Monday Afternoon Tech Plenary Notes from Alex Milowski on 2006-02-28 (public-xml-processing-model-wg@w3.org from February 2006)

From: Alex Milowski <alex@milowski.org>
Date: Tue, 28 Feb 2006 08:03:12 -0800
To: public-xml-processing-model-wg@w3.org
Message-ID: <44047440.9070303@milowski.org>
XPL Presentation (See presentation)

  * Michael: (Clarification)
          The 'infosetref' attribute represents the binding and the 
names
          are internal to the component
          The 'name' attribute is the formal parameter name.

  * Eric: the p:input and p:output declare the name of the inputs and
    outputs that are used to invoke the process and handle the results

  * Norm: (Clarification)
   It is the pipeline processor that looks at the inputs and outputs?

  * Eric: the inputs and outputs are evaluated in a lazy fashion and it
    back-chains through the steps which eventually leads to the input of
    the pipeline.

  * Alex: (Claification)
    How does back chaining work with conditionals?

  * Eric: The output of conditionals needs to have the same infoset name.

  * Eric: XHTML example (use case 5.15: Content-Dependent
          Transformations)
     - one of the use cases.
     - one of the steps rewrites the QNames for presentation in IE
     - one of the steps deals with HTML serialization
     - the output for serialization uses an internal root element node
       for representation of text and binary (character encoded)

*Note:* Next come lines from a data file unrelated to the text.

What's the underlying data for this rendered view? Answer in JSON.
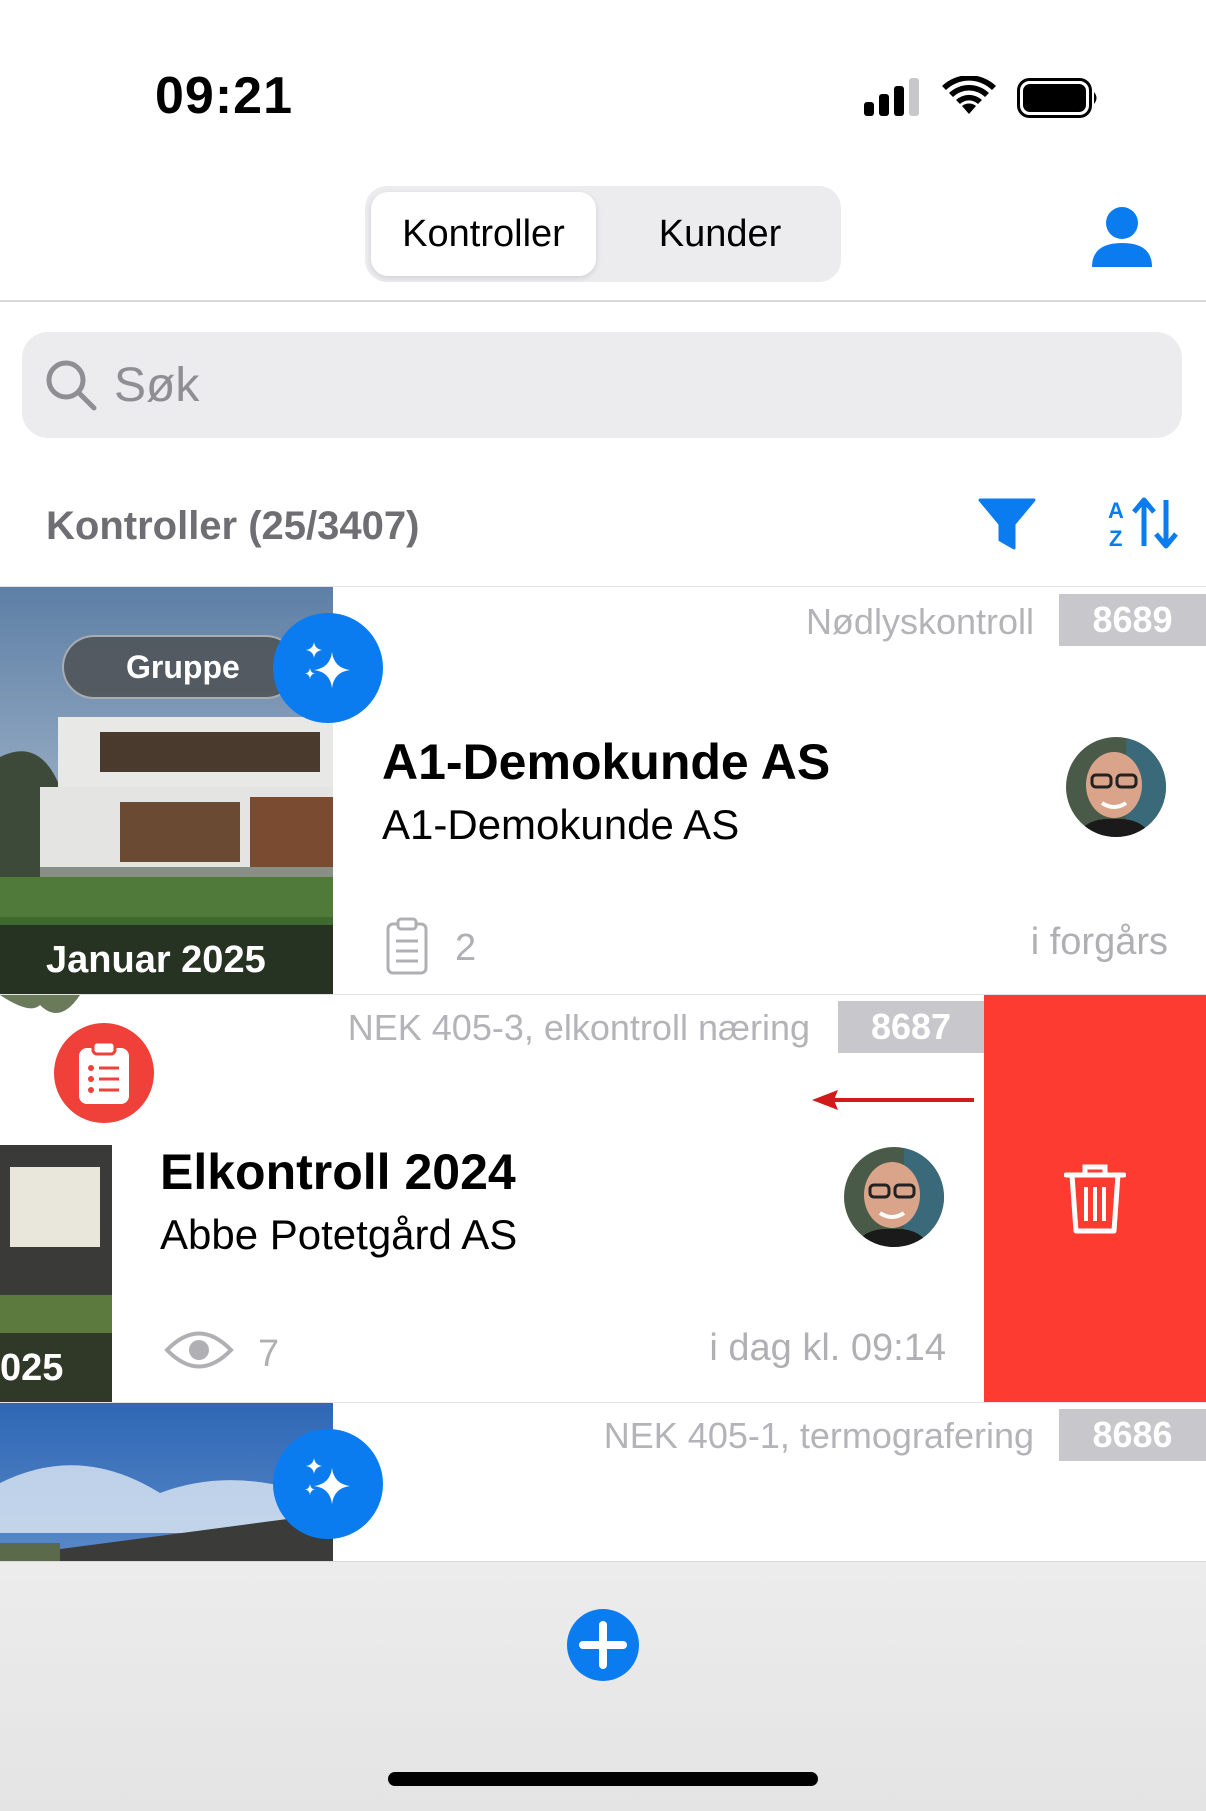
{
  "status_bar": {
    "time": "09:21",
    "icons": [
      "signal-icon",
      "wifi-icon",
      "battery-icon"
    ]
  },
  "header": {
    "tabs": [
      {
        "label": "Kontroller",
        "active": true
      },
      {
        "label": "Kunder",
        "active": false
      }
    ],
    "profile_icon": "person-icon"
  },
  "search": {
    "placeholder": "Søk",
    "value": ""
  },
  "list": {
    "title": "Kontroller (25/3407)",
    "filter_icon": "filter-icon",
    "sort_icon": "sort-az-icon"
  },
  "cards": [
    {
      "type": "Nødlyskontroll",
      "id": "8689",
      "title": "A1-Demokunde AS",
      "subtitle": "A1-Demokunde AS",
      "pill": "Gruppe",
      "date_overlay": "Januar 2025",
      "count": "2",
      "count_icon": "clipboard-icon",
      "time": "i forgårs",
      "badge_icon": "sparkles-icon"
    },
    {
      "type": "NEK 405-3, elkontroll næring",
      "id": "8687",
      "title": "Elkontroll 2024",
      "subtitle": "Abbe Potetgård AS",
      "date_overlay": "025",
      "count": "7",
      "count_icon": "eye-icon",
      "time": "i dag kl. 09:14",
      "badge_icon": "clipboard-list-icon",
      "swipe_action": "trash-icon"
    },
    {
      "type": "NEK 405-1, termografering",
      "id": "8686",
      "badge_icon": "sparkles-icon"
    }
  ],
  "toolbar": {
    "add_icon": "plus-circle-icon"
  },
  "colors": {
    "accent": "#0a7cf0",
    "delete": "#fe3b30",
    "secondary_text": "#b4b4b8"
  }
}
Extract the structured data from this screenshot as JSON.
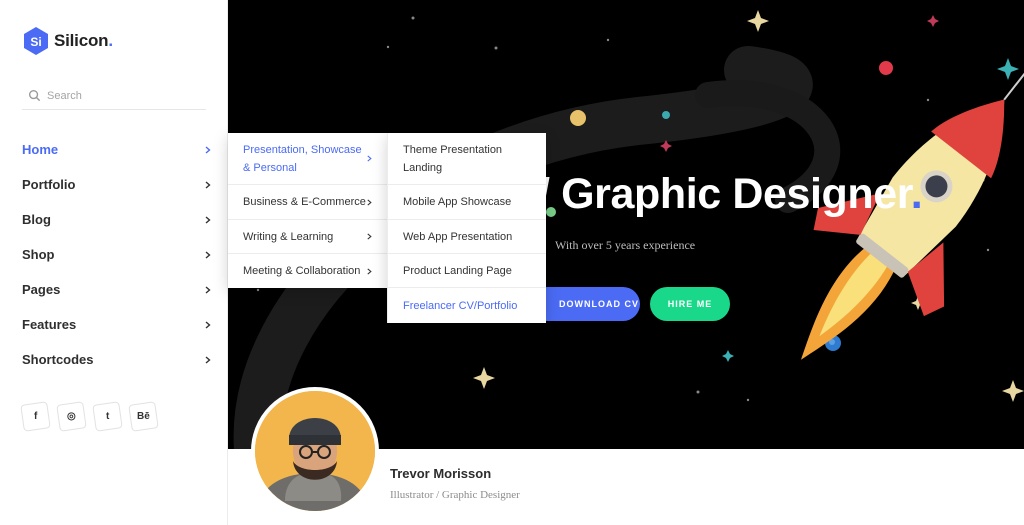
{
  "brand": {
    "name": "Silicon",
    "accent": "#4b6bf5"
  },
  "search": {
    "placeholder": "Search"
  },
  "nav": {
    "items": [
      {
        "label": "Home",
        "active": true
      },
      {
        "label": "Portfolio"
      },
      {
        "label": "Blog"
      },
      {
        "label": "Shop"
      },
      {
        "label": "Pages"
      },
      {
        "label": "Features"
      },
      {
        "label": "Shortcodes"
      }
    ]
  },
  "social": [
    {
      "icon": "facebook-icon",
      "glyph": "f"
    },
    {
      "icon": "dribbble-icon",
      "glyph": "◎"
    },
    {
      "icon": "twitter-icon",
      "glyph": "t"
    },
    {
      "icon": "behance-icon",
      "glyph": "Bē"
    }
  ],
  "menu1": {
    "items": [
      {
        "label": "Presentation, Showcase & Personal",
        "active": true
      },
      {
        "label": "Business & E-Commerce"
      },
      {
        "label": "Writing & Learning"
      },
      {
        "label": "Meeting & Collaboration"
      }
    ]
  },
  "menu2": {
    "items": [
      {
        "label": "Theme Presentation Landing"
      },
      {
        "label": "Mobile App Showcase"
      },
      {
        "label": "Web App Presentation"
      },
      {
        "label": "Product Landing Page"
      },
      {
        "label": "Freelancer CV/Portfolio",
        "active": true
      }
    ]
  },
  "hero": {
    "title": "/ Graphic Designer",
    "title_dot": ".",
    "subtitle": "With over 5 years experience",
    "download_label": "DOWNLOAD CV",
    "hire_label": "HIRE ME",
    "colors": {
      "download": "#4b6bf5",
      "hire": "#19d88a"
    }
  },
  "profile": {
    "name": "Trevor Morisson",
    "role": "Illustrator / Graphic Designer"
  }
}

  * Eric: Iteration example:
     - lets you iteration over an document via xpath expression
     - the current() function gives you the current item being
       iterated
     - gives you the ability to process large XML document
  * Murray: Does each of the steps have its own XML vocabulary (e.g. HTTP
            serializer)
  * Eric: Yes.
  * Richard: Do they require their own namespaces
  * Eric: No, but there it isn't required as it is contextual to the
    component.  Having another namespace adds declarations to the
    document.

GUI Tool Sub-thread:

  * Richard: Do you have a GUI tool?
  * Eric: No.
  * Richard: we should define the tool in terms of a graph
  * Norm & Michael expressed concern with this as they wouldn't
    want to require a GUI tool.  That starting with a graph could
    ignore the XML representation

Norm's SXPipe:

  * http://norman.walsh.name/2004/06/20/sxpipe

  * Stages are executed in order.  It is handed a DOM and returns a
    DOM.

  * In example, skip attribute allows steps to be skipped.  If statically
    evaluated to true, the step isn't executed.

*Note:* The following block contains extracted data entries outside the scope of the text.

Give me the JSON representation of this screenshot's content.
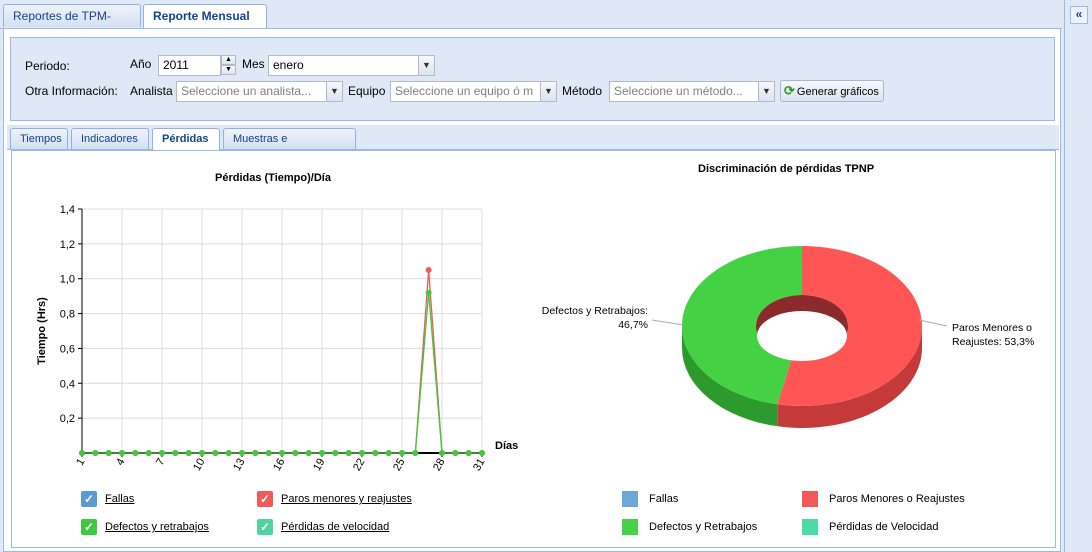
{
  "top_tabs": [
    {
      "label": "Reportes de TPM-QLabs"
    },
    {
      "label": "Reporte Mensual",
      "close": "×"
    }
  ],
  "side_collapse": "«",
  "form": {
    "periodo_label": "Periodo:",
    "anio_label": "Año",
    "anio_value": "2011",
    "mes_label": "Mes",
    "mes_value": "enero",
    "otra_label": "Otra Información:",
    "analista_label": "Analista",
    "analista_placeholder": "Seleccione un analista...",
    "equipo_label": "Equipo",
    "equipo_placeholder": "Seleccione un equipo ó m",
    "metodo_label": "Método",
    "metodo_placeholder": "Seleccione un método...",
    "generate_button": "Generar gráficos"
  },
  "sub_tabs": [
    "Tiempos",
    "Indicadores",
    "Pérdidas",
    "Muestras e inyecciones"
  ],
  "active_sub_tab": "Pérdidas",
  "line_legend": [
    {
      "label": "Fallas",
      "color": "#5b9bd5"
    },
    {
      "label": "Paros menores y reajustes",
      "color": "#f25a5a"
    },
    {
      "label": "Defectos y retrabajos",
      "color": "#3ec93e"
    },
    {
      "label": "Pérdidas de velocidad",
      "color": "#4fd3a0"
    }
  ],
  "pie_legend": [
    {
      "label": "Fallas",
      "color": "#6fa7d4"
    },
    {
      "label": "Paros Menores o Reajustes",
      "color": "#f25a5a"
    },
    {
      "label": "Defectos y Retrabajos",
      "color": "#48d048"
    },
    {
      "label": "Pérdidas de Velocidad",
      "color": "#4fd8a8"
    }
  ],
  "chart_data": [
    {
      "type": "line",
      "title": "Pérdidas (Tiempo)/Día",
      "xlabel": "Días",
      "ylabel": "Tiempo (Hrs)",
      "xlim": [
        1,
        31
      ],
      "ylim": [
        0,
        1.4
      ],
      "x_ticks": [
        "1",
        "4",
        "7",
        "10",
        "13",
        "16",
        "19",
        "22",
        "25",
        "28",
        "31"
      ],
      "y_ticks": [
        "0,2",
        "0,4",
        "0,6",
        "0,8",
        "1,0",
        "1,2",
        "1,4"
      ],
      "grid": true,
      "series": [
        {
          "name": "Paros menores y reajustes",
          "color": "#f25a5a",
          "values": [
            0,
            0,
            0,
            0,
            0,
            0,
            0,
            0,
            0,
            0,
            0,
            0,
            0,
            0,
            0,
            0,
            0,
            0,
            0,
            0,
            0,
            0,
            0,
            0,
            0,
            0,
            1.05,
            0,
            0,
            0,
            0
          ]
        },
        {
          "name": "Defectos y retrabajos",
          "color": "#3ec93e",
          "values": [
            0,
            0,
            0,
            0,
            0,
            0,
            0,
            0,
            0,
            0,
            0,
            0,
            0,
            0,
            0,
            0,
            0,
            0,
            0,
            0,
            0,
            0,
            0,
            0,
            0,
            0,
            0.92,
            0,
            0,
            0,
            0
          ]
        }
      ]
    },
    {
      "type": "pie",
      "title": "Discriminación de pérdidas TPNP",
      "slices": [
        {
          "name": "Paros Menores o Reajustes",
          "value": 53.3,
          "label_lines": [
            "Paros Menores o",
            "Reajustes: 53,3%"
          ]
        },
        {
          "name": "Defectos y Retrabajos",
          "value": 46.7,
          "label_lines": [
            "Defectos y Retrabajos:",
            "46,7%"
          ]
        }
      ]
    }
  ]
}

  * Impl: two methods: init & run.  Init is passed the element that
    represents the stages.  1700 lines of java.


(Alex's presentation here)


Richard's presentation:

  * I want to replace what we do today without a pipeline with an XML
    pipeline.

  * lxgrep - produces a tree fragment (multiple root elements possible)
    via an XPath

  * lxprintf - formats Xpath matches as plain text

      -e element   For each element

  * lxreplace - replaces elements/attributes
      -n   Renames an element

  * lxsort - sorts elements by values identified by an XPath

  * lxviewport - runs a unix command on everything that matches an
    element (like subtree in smallx, viewport in MT pipelines)

  * lxtransduce - ??

  * want to make these pipelines more declarative so people can use them
    without writing code.

  * XSLT is also available

Rui Lupis: (see presentation)

  * APP: Architecture for XML Processing

  * Complex processing support for digital librarys - both developers and
    producers

  * Always a need for some manual purposes.

  * Tiers: a set of pipelines woing on disjoint inputs

  * Pipeline: acyclic diagraph of processors

  * Processor: defined by a URI that differentiates an interface vs
    implementation vs usage.

  * Processing language:

      Project: an RDF document

      Pipeline: mapped to a linear sequence of components

      Registry: An RDF document that registers components & their inputs
                and outputs

  * Pros:
     * Separation of concerns lets you interchange components without
       touching the pipelines.
     * Its an implementatin neutral language
     * and others

  * Cons:
     * No interation/test
     * RDF based
     * Doesn't support generation of XSLT styelsheets
     * Doesn't support chunking

  * Thoughts:
     * Good to have multiple levels of composition (not just xinclude)
     * Indirection is good for batch processing

  Alex: The model is that you define a particular step in the registry
        that is a binding, for example, of an XSLT transform to its
        input+parameters
        to its output.  A pipeline then points to that step and the step
        can be re-used in other pipelines.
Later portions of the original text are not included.